Comment by wlesieutre

Comment by wlesieutre 4 days ago

6 replies

500% maybe not, but I've seen sites blow up at much less drastic zoom levels.

The unfortunate reality of accessibility is that there was no expectation of wheelchair ramps until the ADA forced everyone to quit saying "but ramps cost money and I don't personally need that" and do the right thing, web accessibility may end up requiring the same treatment.

crazygringo 4 days ago

Remember it's the same as a smaller screen.

If you have vision problems such that sites don't work at the zoom level you need, then you simply need to purchase or use a device with a larger screen. Then the larger zoom level will work, because there's more space for it.

The world adopted responsive design a long time ago to be mobile-friendly. That inherently made page zoom highly effective even at larger levels. If you need to push it to extreme levels, you need to get a larger screen.

And there's always pinch-to-zoom on top if you really need it. Plus screen magnification utilities.

  • wlesieutre 4 days ago

    "Just get a bigger screen" is such a lame excuse, and it doesn't even work.

    Here's what chatgpt.com looks like on an iPhone 17 Pro Max with the page zoom turned up: https://imgur.com/XXweCSj

    It's such an absolutely pathetic use of the viewport space. And this is exactly that kind of thing that giving pages separate text scaling awareness instead of only page zoom will be able to improve. Most of the stuff using up the limited relative viewport size did not need to be enlarged.
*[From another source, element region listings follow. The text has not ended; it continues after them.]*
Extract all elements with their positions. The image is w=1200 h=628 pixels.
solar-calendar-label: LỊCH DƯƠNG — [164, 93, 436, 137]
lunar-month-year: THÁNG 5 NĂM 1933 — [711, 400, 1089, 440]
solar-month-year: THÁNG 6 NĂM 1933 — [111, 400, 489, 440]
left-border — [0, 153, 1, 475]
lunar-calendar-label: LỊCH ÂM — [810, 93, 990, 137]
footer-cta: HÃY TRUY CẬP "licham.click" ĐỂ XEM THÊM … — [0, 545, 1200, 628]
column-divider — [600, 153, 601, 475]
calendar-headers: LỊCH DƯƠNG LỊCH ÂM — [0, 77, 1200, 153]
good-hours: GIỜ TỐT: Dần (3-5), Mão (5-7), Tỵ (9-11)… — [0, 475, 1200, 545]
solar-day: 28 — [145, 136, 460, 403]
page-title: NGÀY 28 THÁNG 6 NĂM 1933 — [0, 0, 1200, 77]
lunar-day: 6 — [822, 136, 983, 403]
    Insisting that blind people should accept wasting left and right thirds of their screen space (seriously, look at the size of the chat bubble where you can see a tiny slice of it peeking through) on zooming in the white space and just buy bigger devices that don't even exist to accommodate this, all because uniformly blowing up all page elements is easier for developers is… I'll be polite and say it's not something I agree with.

    • crazygringo 4 days ago

      If that's the level of text size you require, you should be using sites on a large tablet, not a phone. A phone screen isn't large enough for your vision period. This is like expecting a website to be usable on an Apple Watch display. Be reasonable here.
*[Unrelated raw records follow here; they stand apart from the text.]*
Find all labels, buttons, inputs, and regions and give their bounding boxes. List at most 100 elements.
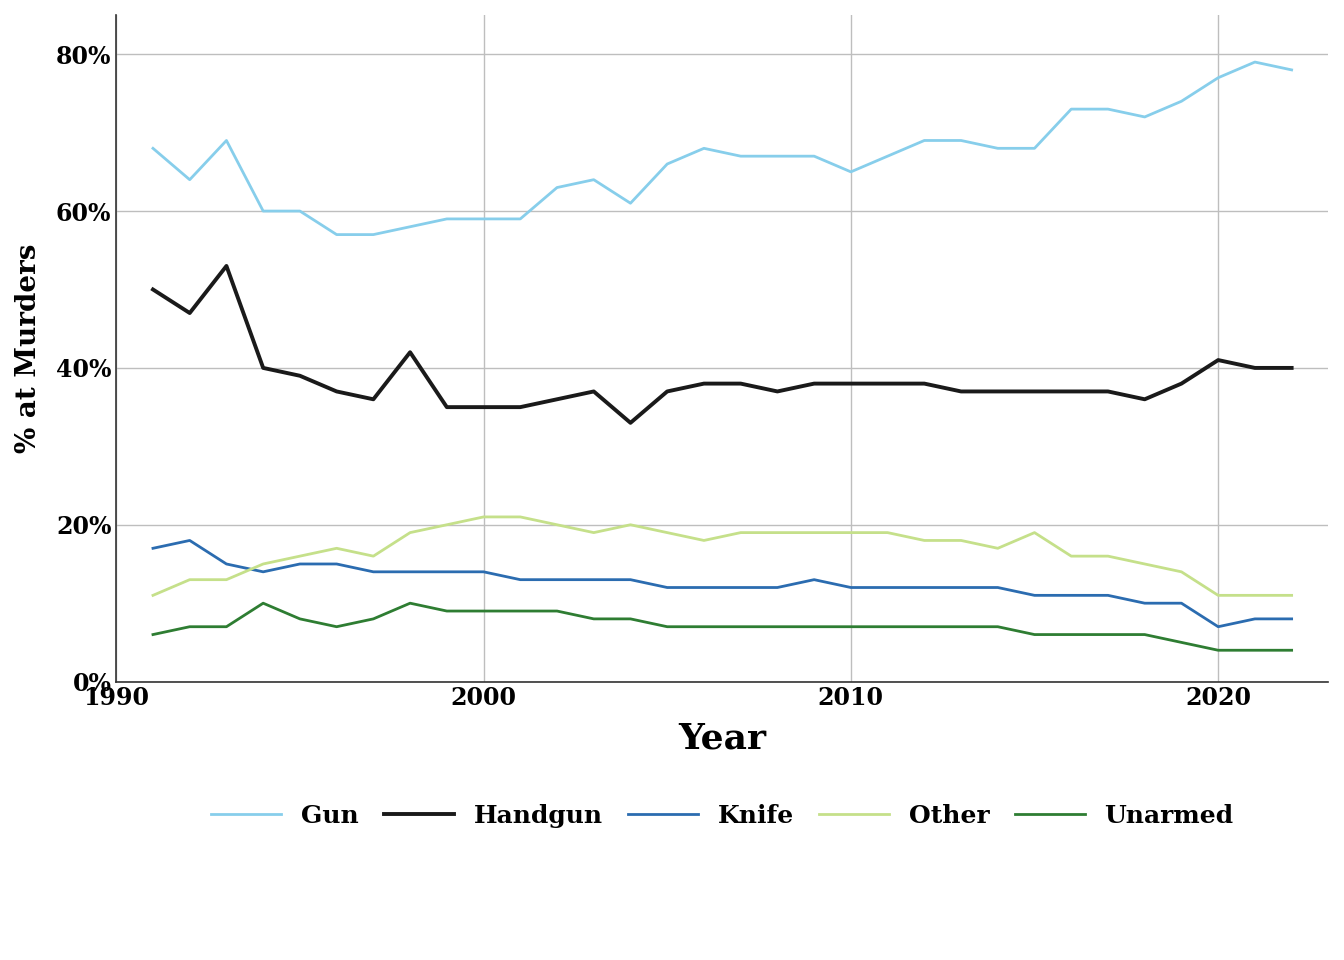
Gun (953, 134, 969, 146)
Handgun (1173, 378, 1189, 390)
Knife (953, 582, 969, 593)
Unarmed (879, 621, 895, 633)
Gun (989, 143, 1005, 155)
Unarmed (696, 621, 712, 633)
Handgun (917, 378, 933, 390)
Gun (1027, 143, 1043, 155)
Other (732, 527, 749, 539)
Handgun (769, 386, 785, 397)
Unarmed (145, 629, 161, 640)
Other (1173, 566, 1189, 578)
Handgun (402, 347, 418, 358)
Unarmed (548, 605, 564, 616)
Gun (328, 228, 344, 240)
Handgun (1063, 386, 1079, 397)
Gun (769, 151, 785, 162)
Gun (843, 166, 859, 178)
Other (548, 519, 564, 531)
Handgun (843, 378, 859, 390)
Knife (328, 558, 344, 569)
Other (843, 527, 859, 539)
Knife (806, 574, 823, 586)
Handgun (366, 394, 382, 405)
Knife (769, 582, 785, 593)
Other (696, 535, 712, 546)
Other (769, 527, 785, 539)
Handgun (476, 401, 492, 413)
Gun (732, 151, 749, 162)
Knife (292, 558, 308, 569)
Knife (1099, 589, 1116, 601)
Handgun (438, 401, 454, 413)
Handgun (879, 378, 895, 390)
Unarmed (1210, 644, 1226, 656)
Other (145, 589, 161, 601)
Other (1210, 589, 1226, 601)
Handgun (659, 386, 675, 397)
Unarmed (218, 621, 234, 633)
Knife (696, 582, 712, 593)
Knife (1284, 613, 1300, 625)
Gun (696, 143, 712, 155)
Other (1063, 550, 1079, 562)
Gun (879, 151, 895, 162)
Unarmed (806, 621, 823, 633)
Gun (1210, 72, 1226, 84)
Gun (1137, 111, 1153, 123)
Unarmed (1247, 644, 1263, 656)
Unarmed (476, 605, 492, 616)
Gun (806, 151, 823, 162)
Knife (512, 574, 528, 586)
Handgun (953, 386, 969, 397)
Knife (1137, 597, 1153, 609)
Knife (438, 566, 454, 578)
Handgun (181, 307, 198, 319)
Knife (255, 566, 271, 578)
X-axis label: Year: Year (679, 722, 766, 756)
Gun (548, 181, 564, 193)
Handgun (1284, 362, 1300, 373)
Gun (292, 205, 308, 217)
Other (1099, 550, 1116, 562)
Handgun (145, 284, 161, 296)
Handgun (1210, 354, 1226, 366)
Unarmed (586, 613, 602, 625)
Gun (1173, 95, 1189, 107)
Other (438, 519, 454, 531)
Unarmed (1173, 636, 1189, 648)
Knife (218, 558, 234, 569)
Line: Knife: Knife (153, 540, 1292, 627)
Unarmed (512, 605, 528, 616)
Knife (145, 542, 161, 554)
Unarmed (1027, 629, 1043, 640)
Knife (732, 582, 749, 593)
Gun (917, 134, 933, 146)
Gun (622, 198, 638, 209)
Knife (1210, 621, 1226, 633)
Knife (366, 566, 382, 578)
Gun (586, 174, 602, 185)
Gun (255, 205, 271, 217)
Handgun (806, 378, 823, 390)
Handgun (586, 386, 602, 397)
Knife (659, 582, 675, 593)
Other (328, 542, 344, 554)
Line: Unarmed: Unarmed (153, 603, 1292, 650)
Unarmed (1284, 644, 1300, 656)
Unarmed (659, 621, 675, 633)
Other (1137, 558, 1153, 569)
Knife (879, 582, 895, 593)
Other (1284, 589, 1300, 601)
Knife (1063, 589, 1079, 601)
Gun (1099, 104, 1116, 115)
Handgun (622, 417, 638, 428)
Other (1027, 527, 1043, 539)
Knife (586, 574, 602, 586)
Other (879, 527, 895, 539)
Unarmed (917, 621, 933, 633)
Knife (476, 566, 492, 578)
Knife (1173, 597, 1189, 609)
Handgun (1137, 394, 1153, 405)
Other (917, 535, 933, 546)
Line: Handgun: Handgun (153, 266, 1292, 422)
      At some point you just have to accept that your vision accommodations need to be met with a combination of hardware and software, not just software alone.
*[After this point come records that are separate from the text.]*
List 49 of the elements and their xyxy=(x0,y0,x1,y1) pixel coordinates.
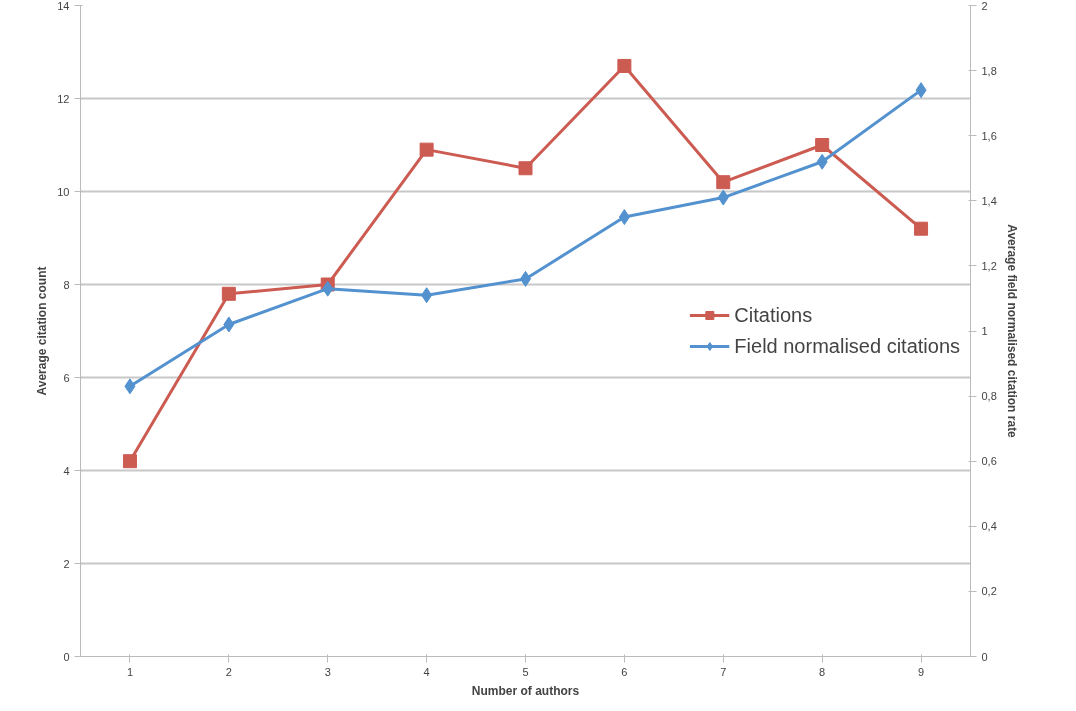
point xyxy=(223,316,235,333)
y-tick-label: 12 xyxy=(57,92,70,105)
x-tick-label: 8 xyxy=(819,665,826,678)
x-tick-label: 6 xyxy=(621,665,628,678)
point xyxy=(322,280,334,297)
point xyxy=(717,189,729,206)
x-tick-label: 4 xyxy=(423,665,430,678)
y2-tick-label: 1,6 xyxy=(981,129,997,142)
y-tick-label: 4 xyxy=(63,464,70,477)
y2-tick-label: 0,8 xyxy=(981,390,997,403)
x-axis-title: Number of authors xyxy=(471,683,580,698)
y2-tick-label: 0,6 xyxy=(981,455,997,468)
x-tick-label: 7 xyxy=(720,665,727,678)
y-axis-title: Average citation count xyxy=(35,266,50,396)
y-tick-label: 10 xyxy=(57,185,70,198)
point xyxy=(816,153,828,170)
y-tick-label: 0 xyxy=(63,650,70,663)
point xyxy=(914,221,929,236)
y2-tick-label: 1,8 xyxy=(981,64,997,77)
point xyxy=(518,161,533,176)
legend-label: Field normalised citations xyxy=(734,334,960,358)
y2-axis-title: Average field normalised citation rate xyxy=(1004,224,1019,439)
y2-tick-label: 1,2 xyxy=(981,259,997,272)
y2-tick-label: 0,4 xyxy=(981,520,997,533)
y2-tick-label: 1 xyxy=(981,325,988,337)
x-tick-label: 3 xyxy=(324,665,331,678)
y-tick-label: 6 xyxy=(63,371,70,384)
y-tick-label: 8 xyxy=(63,278,70,291)
point xyxy=(221,286,236,301)
y2-tick-label: 2 xyxy=(981,0,988,12)
x-tick-label: 1 xyxy=(126,665,134,678)
point xyxy=(618,209,630,226)
point xyxy=(915,82,927,99)
legend-label: Citations xyxy=(734,303,813,327)
point xyxy=(122,454,137,469)
point xyxy=(419,142,434,157)
point xyxy=(716,175,731,190)
x-tick-label: 5 xyxy=(522,665,529,678)
y2-tick-label: 0,2 xyxy=(981,585,997,598)
point xyxy=(617,58,632,73)
y-tick-label: 2 xyxy=(63,557,70,570)
y-tick-label: 14 xyxy=(57,0,70,12)
y2-tick-label: 1,4 xyxy=(981,194,997,207)
y2-tick-label: 0 xyxy=(981,650,988,663)
point xyxy=(815,138,830,152)
x-tick-label: 2 xyxy=(225,665,232,678)
point xyxy=(421,287,433,304)
x-tick-label: 9 xyxy=(918,665,925,678)
point xyxy=(124,378,136,395)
      • wlesieutre 4 days ago

        Blind people use phones smaller than this with large text all day long and the inability of web developers to accommodate it is an embarrassing failure of web developers and web platforms.

        In the ChatGPT example, the entire interface boils down to a scrolling chat history, a text input box, and a send button. It's hard to imagine an interface that would be easier to fit in a small viewport than this. But the current reliance on full page zoom and poor responsiveness to viewport space (maintaining huge side margins in a narrow window) means it sucks.

        Their mobile app works fine with large accessibility text sizes (iOS goes up to 310%). There's no fundamental reason the web shouldn't be able to handle an accessible interface with enlarged text equally well. The current state of web accessibility is just bad.

        It can be better, but only if people do the work to make that happen. Curb cuts and wheelchair ramps didn't exist until we built them, and they gave a lot of people with mobility limitations the ability to get around independently. Unfortunately it took heavy handed regulation to force the issue, because so much of the population is content to say "I'm not the one in a wheelchair, why should I care about that?"

        My hope would be that enough people in tech do care about accessibility and it won't require that level of regulation. And I'm thankful that Chrome is looking at ways to improve the current situation.